South Korea’s Ministry of Food and Drug Safety (MFDS) said it carried out the inspection in response to public petition received in June and July last year.

Krill oil is not recognised as a health functional food in South Korea and is regulated as a general food.

The regulator tested 55 different products for their fatty acid composition to determine if other fats and oils were mixed with krill oil.  

One of the warning signs is an exceptionally high level of linoleic acid. The permitted linoleic acid according to CODEX is between zero and three per cent.

“If the content of linoleic acid is too high [between 21.2 and 49.1 per cent], the detection amount cannot be explained except that vegetable oil rich in linoleic acid is mixed [with krill oil],” ​the MFDS explained, adding that these vegetable oils were relatively inexpensive.

It found out that 22 out of the 55 products contained a mixture of oils and fats instead of pure krill oil. These 22 products were sold under the claim that they were 100 per cent krill oil. 

All the 22 products were from the US, except for one product which was from Canada’s Mana Nutrition Ltd.

“This inspection was carried out in August and November after [krill oil was] being selected as an inspection target by the National Petition Safety Inspection Deliberation Committee, as public petition requesting to check for the mixture of other oils and fats [in krill oil products] was received from a large number of people in June and July,” ​the MFDS said.

The public petition is not only targeted at krill oil, but also enzyme foods, theanine, and other items for consumer use, such as sanitary napkins, coffee capsules, and cosmetics.

Lifebloom Corp had the highest number of products – eight products – which the authorities said had failed the krill oil inspection.

Prolife and Terry Pharmtec Corp had four and three products that failed the inspection respectively.

Proherb Lab and B&A Health had two products each while First Lab U.S.A Co and Whole Life Nutrition had one product each.


The MFDS plans to act against companies which make the false claim that their products are 100 per cent krill oil under the “Special Act on Imported Food Safety Control.”

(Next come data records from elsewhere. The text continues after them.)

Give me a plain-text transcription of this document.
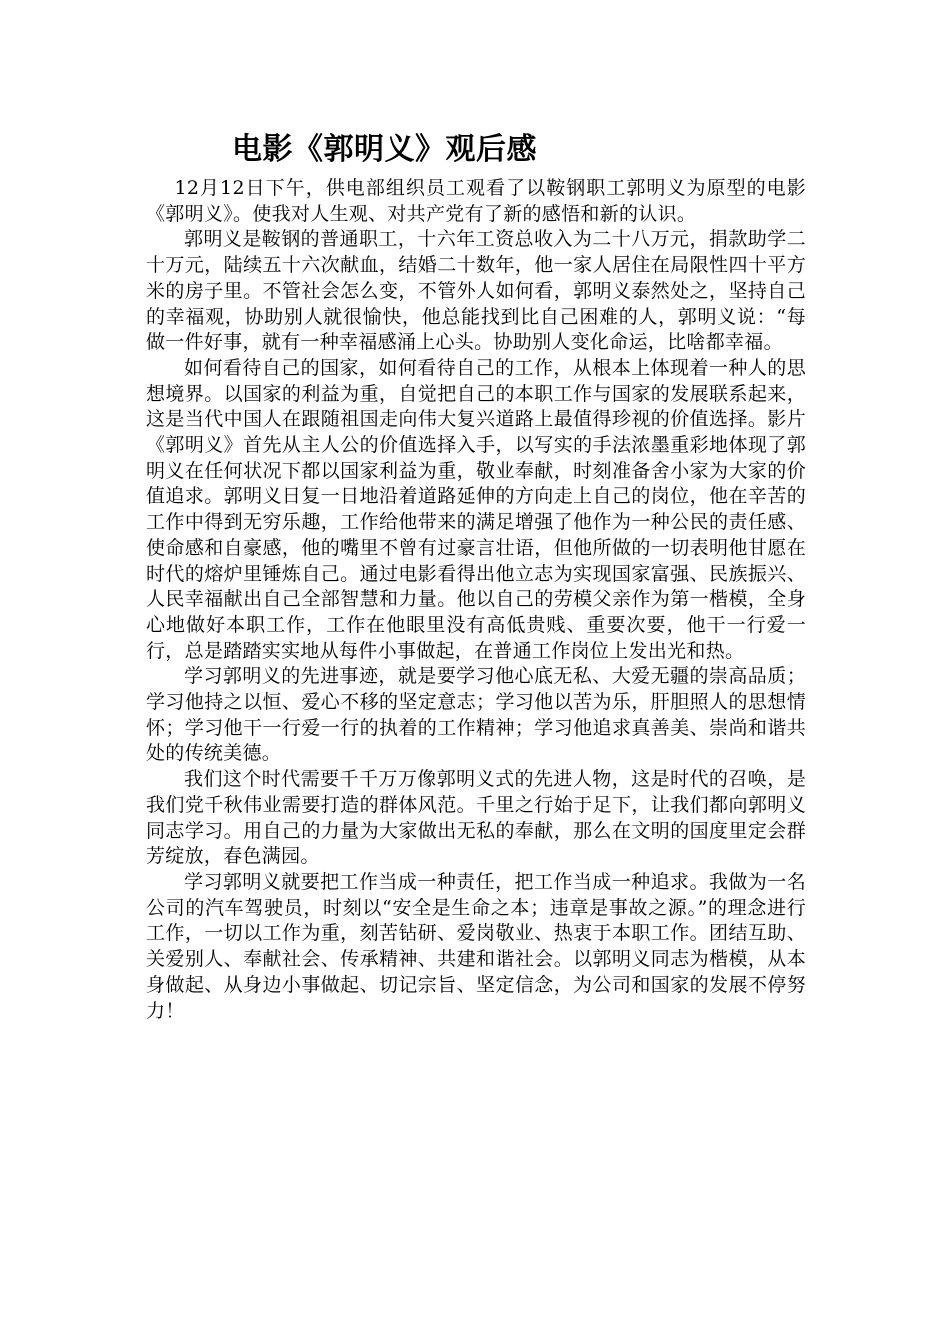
电影《郭明义》观后感

12月12日下午，供电部组织员工观看了以鞍钢职工郭明义为原型的电影《郭明义》。使我对人生观、对共产党有了新的感悟和新的认识。

郭明义是鞍钢的普通职工，十六年工资总收入为二十八万元，捐款助学二十万元，陆续五十六次献血，结婚二十数年，他一家人居住在局限性四十平方米的房子里。不管社会怎么变，不管外人如何看，郭明义泰然处之，坚持自己的幸福观，协助别人就很愉快，他总能找到比自己困难的人，郭明义说：“每做一件好事，就有一种幸福感涌上心头。协助别人变化命运，比啥都幸福。

如何看待自己的国家，如何看待自己的工作，从根本上体现着一种人的思想境界。以国家的利益为重，自觉把自己的本职工作与国家的发展联系起来，这是当代中国人在跟随祖国走向伟大复兴道路上最值得珍视的价值选择。影片《郭明义》首先从主人公的价值选择入手，以写实的手法浓墨重彩地体现了郭明义在任何状况下都以国家利益为重，敬业奉献，时刻准备舍小家为大家的价值追求。郭明义日复一日地沿着道路延伸的方向走上自己的岗位，他在辛苦的工作中得到无穷乐趣，工作给他带来的满足增强了他作为一种公民的责任感、使命感和自豪感，他的嘴里不曾有过豪言壮语，但他所做的一切表明他甘愿在时代的熔炉里锤炼自己。通过电影看得出他立志为实现国家富强、民族振兴、人民幸福献出自己全部智慧和力量。他以自己的劳模父亲作为第一楷模，全身心地做好本职工作，工作在他眼里没有高低贵贱、重要次要，他干一行爱一行，总是踏踏实实地从每件小事做起，在普通工作岗位上发出光和热。

学习郭明义的先进事迹，就是要学习他心底无私、大爱无疆的崇高品质；学习他持之以恒、爱心不移的坚定意志；学习他以苦为乐，肝胆照人的思想情怀；学习他干一行爱一行的执着的工作精神；学习他追求真善美、崇尚和谐共处的传统美德。

我们这个时代需要千千万万像郭明义式的先进人物，这是时代的召唤，是我们党千秋伟业需要打造的群体风范。千里之行始于足下，让我们都向郭明义同志学习。用自己的力量为大家做出无私的奉献，那么在文明的国度里定会群芳绽放，春色满园。

学习郭明义就要把工作当成一种责任，把工作当成一种追求。我做为一名公司的汽车驾驶员，时刻以“安全是生命之本；违章是事故之源。”的理念进行工作，一切以工作为重，刻苦钻研、爱岗敬业、热衷于本职工作。团结互助、关爱别人、奉献社会、传承精神、共建和谐社会。以郭明义同志为楷模，从本身做起、从身边小事做起、切记宗旨、坚定信念，为公司和国家的发展不停努力！
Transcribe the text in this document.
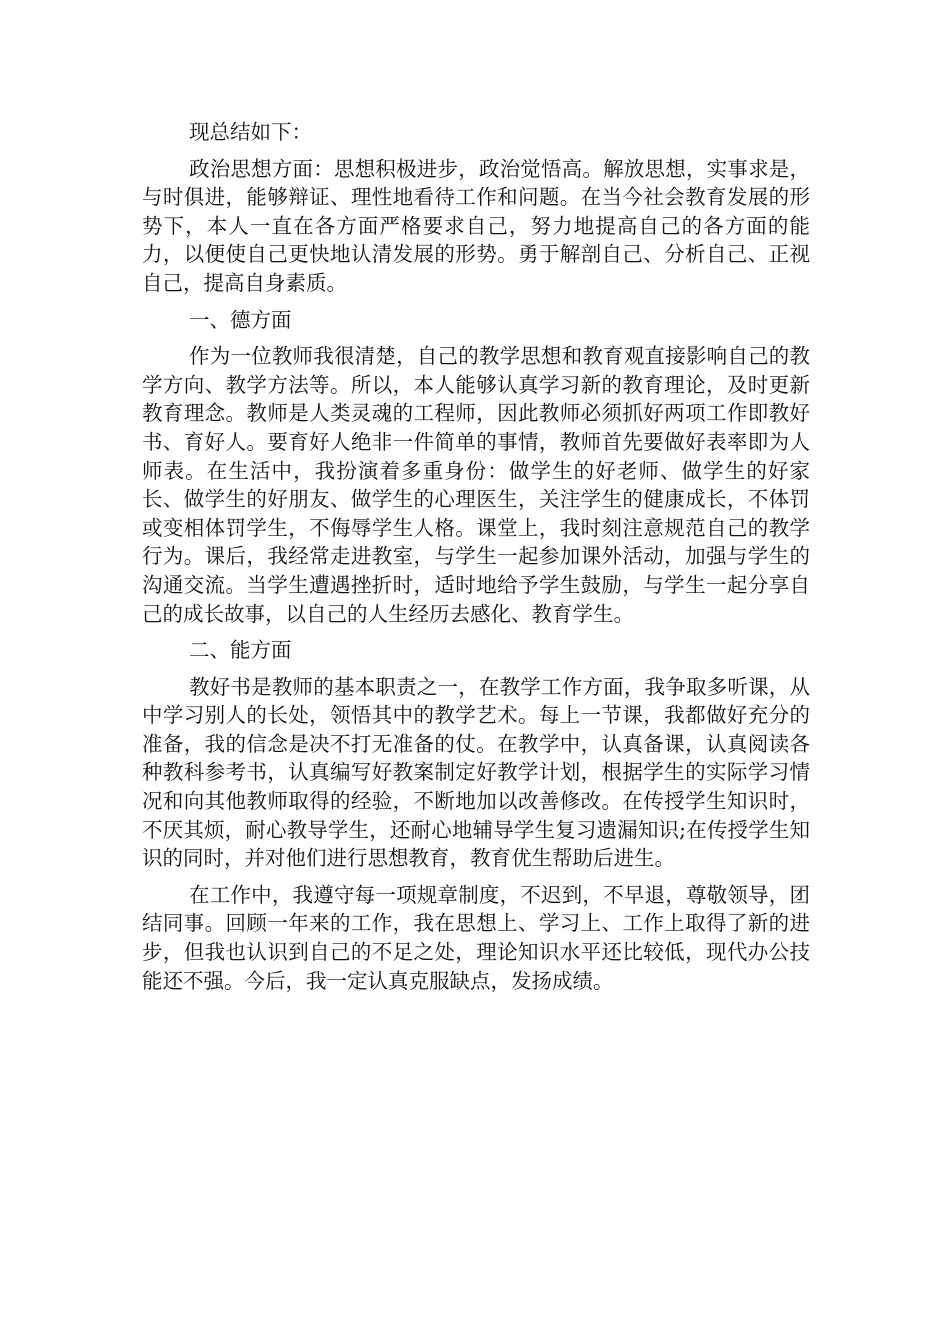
现总结如下：

政治思想方面：思想积极进步，政治觉悟高。解放思想，实事求是，与时俱进，能够辩证、理性地看待工作和问题。在当今社会教育发展的形势下，本人一直在各方面严格要求自己，努力地提高自己的各方面的能力，以便使自己更快地认清发展的形势。勇于解剖自己、分析自己、正视自己，提高自身素质。

一、德方面

作为一位教师我很清楚，自己的教学思想和教育观直接影响自己的教学方向、教学方法等。所以，本人能够认真学习新的教育理论，及时更新教育理念。教师是人类灵魂的工程师，因此教师必须抓好两项工作即教好书、育好人。要育好人绝非一件简单的事情，教师首先要做好表率即为人师表。在生活中，我扮演着多重身份：做学生的好老师、做学生的好家长、做学生的好朋友、做学生的心理医生，关注学生的健康成长，不体罚或变相体罚学生，不侮辱学生人格。课堂上，我时刻注意规范自己的教学行为。课后，我经常走进教室，与学生一起参加课外活动，加强与学生的沟通交流。当学生遭遇挫折时，适时地给予学生鼓励，与学生一起分享自己的成长故事，以自己的人生经历去感化、教育学生。

二、能方面

教好书是教师的基本职责之一，在教学工作方面，我争取多听课，从中学习别人的长处，领悟其中的教学艺术。每上一节课，我都做好充分的准备，我的信念是决不打无准备的仗。在教学中，认真备课，认真阅读各种教科参考书，认真编写好教案制定好教学计划，根据学生的实际学习情况和向其他教师取得的经验，不断地加以改善修改。在传授学生知识时，不厌其烦，耐心教导学生，还耐心地辅导学生复习遗漏知识;在传授学生知识的同时，并对他们进行思想教育，教育优生帮助后进生。

在工作中，我遵守每一项规章制度，不迟到，不早退，尊敬领导，团结同事。回顾一年来的工作，我在思想上、学习上、工作上取得了新的进步，但我也认识到自己的不足之处，理论知识水平还比较低，现代办公技能还不强。今后，我一定认真克服缺点，发扬成绩。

It will also strengthen the inspection of krill oil products at the customs clearance and distribution stage.

Last year, the MFDS had proposed​ to follow the CODEX standards in its regulation of krill oil. This includes setting a minimum requirement for phospholipids concentration and limiting the amount of linoleic acid and myristic acid.

The proposal was opened for public consultation which ended on November 30 last year.